Turbulence in falling liquid films

On the basis of fluid dynamic and heat transfer studies on falling‐film towers by various investigators, it has been commonly accepted by most workers that the liquid flow is essentially streamline in nature for liquid‐film Reynolds numbers under 1,800 to 2,000; conseuquently it would be expected that the rate of physical gas absorption in such liquid films could be predicted directly from a knowledge of molecular diffusion rates. Measurements of the absorption of pure gases in falling liquid films at low Reynolds numbers substantiated the findings of other investigators that the mass transfer rates were manyfold greater than could have been predicted if molecular diffusion were the only transfer process. Increased interfacial area due to rippling of the liquid films could not account for the large increase in mass transfer rates found, and experiments with the addition of a dye stream to the liquid at the freer interface indicated turbulence.

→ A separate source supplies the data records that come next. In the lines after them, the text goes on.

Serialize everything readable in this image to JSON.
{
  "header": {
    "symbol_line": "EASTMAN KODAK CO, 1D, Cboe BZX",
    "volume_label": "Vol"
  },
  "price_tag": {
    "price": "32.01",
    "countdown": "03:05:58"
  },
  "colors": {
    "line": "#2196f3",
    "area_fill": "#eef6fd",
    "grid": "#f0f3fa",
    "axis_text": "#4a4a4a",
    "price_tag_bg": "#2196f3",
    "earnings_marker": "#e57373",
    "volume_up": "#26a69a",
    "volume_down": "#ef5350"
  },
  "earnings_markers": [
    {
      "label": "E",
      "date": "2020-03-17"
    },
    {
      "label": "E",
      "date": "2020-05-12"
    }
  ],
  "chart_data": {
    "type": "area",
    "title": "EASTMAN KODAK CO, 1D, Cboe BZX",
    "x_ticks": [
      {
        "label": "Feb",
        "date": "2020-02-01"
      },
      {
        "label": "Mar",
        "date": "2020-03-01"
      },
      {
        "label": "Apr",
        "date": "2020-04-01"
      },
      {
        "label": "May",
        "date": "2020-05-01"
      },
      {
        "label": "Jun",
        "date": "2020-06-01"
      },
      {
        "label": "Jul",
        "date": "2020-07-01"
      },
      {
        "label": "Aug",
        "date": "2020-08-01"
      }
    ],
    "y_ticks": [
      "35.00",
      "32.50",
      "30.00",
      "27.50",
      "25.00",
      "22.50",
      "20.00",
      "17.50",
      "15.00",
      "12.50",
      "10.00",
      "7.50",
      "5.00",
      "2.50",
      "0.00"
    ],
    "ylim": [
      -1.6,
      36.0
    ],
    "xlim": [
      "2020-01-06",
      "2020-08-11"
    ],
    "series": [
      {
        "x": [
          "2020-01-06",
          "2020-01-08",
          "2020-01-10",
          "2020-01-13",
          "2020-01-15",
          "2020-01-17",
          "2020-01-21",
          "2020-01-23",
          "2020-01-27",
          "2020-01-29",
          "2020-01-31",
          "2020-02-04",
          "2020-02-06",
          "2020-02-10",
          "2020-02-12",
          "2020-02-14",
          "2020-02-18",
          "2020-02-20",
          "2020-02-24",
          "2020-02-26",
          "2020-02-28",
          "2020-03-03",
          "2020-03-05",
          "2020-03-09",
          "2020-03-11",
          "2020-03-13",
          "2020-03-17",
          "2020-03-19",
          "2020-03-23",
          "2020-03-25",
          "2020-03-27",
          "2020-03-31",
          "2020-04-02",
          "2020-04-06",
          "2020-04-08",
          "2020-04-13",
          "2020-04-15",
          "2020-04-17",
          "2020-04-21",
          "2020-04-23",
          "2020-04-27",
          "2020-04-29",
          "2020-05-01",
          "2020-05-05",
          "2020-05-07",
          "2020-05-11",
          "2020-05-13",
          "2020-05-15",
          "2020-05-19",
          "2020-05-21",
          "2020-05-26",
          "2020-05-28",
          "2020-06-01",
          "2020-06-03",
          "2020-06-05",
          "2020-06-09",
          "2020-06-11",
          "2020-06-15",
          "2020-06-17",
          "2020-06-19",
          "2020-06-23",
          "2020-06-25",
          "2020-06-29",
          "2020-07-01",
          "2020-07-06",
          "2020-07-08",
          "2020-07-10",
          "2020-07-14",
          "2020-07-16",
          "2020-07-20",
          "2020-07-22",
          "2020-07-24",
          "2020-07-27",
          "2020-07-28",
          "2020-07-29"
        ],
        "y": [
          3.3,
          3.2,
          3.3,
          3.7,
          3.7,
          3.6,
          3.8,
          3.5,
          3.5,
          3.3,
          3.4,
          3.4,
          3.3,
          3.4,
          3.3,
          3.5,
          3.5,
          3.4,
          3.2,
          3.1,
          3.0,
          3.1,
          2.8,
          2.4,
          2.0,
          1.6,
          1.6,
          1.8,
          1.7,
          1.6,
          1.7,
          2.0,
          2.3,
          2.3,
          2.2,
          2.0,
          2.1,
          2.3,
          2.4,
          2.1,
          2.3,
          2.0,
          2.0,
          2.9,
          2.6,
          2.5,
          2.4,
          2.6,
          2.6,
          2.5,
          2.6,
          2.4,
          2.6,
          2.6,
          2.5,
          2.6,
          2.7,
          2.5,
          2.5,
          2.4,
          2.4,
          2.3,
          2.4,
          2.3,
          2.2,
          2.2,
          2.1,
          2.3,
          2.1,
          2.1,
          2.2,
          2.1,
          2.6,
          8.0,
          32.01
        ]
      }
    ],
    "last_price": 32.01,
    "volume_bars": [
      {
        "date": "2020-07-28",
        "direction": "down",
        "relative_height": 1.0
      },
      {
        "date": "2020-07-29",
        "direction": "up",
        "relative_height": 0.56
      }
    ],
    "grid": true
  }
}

Dissolution rates of slightly soluble solids coated on the tube wall to liquid films were measured and showed that the liquid film was not in laminar flow even for Reynolds numbers as low as 300. An explanation is proposed which resolves these apparently conflicting results between momentum and heat and mass transfer, based on the fact that mass transfer measurements provide a more sensitive test for the presence of turbulence than do momentum or heat transfer measurements.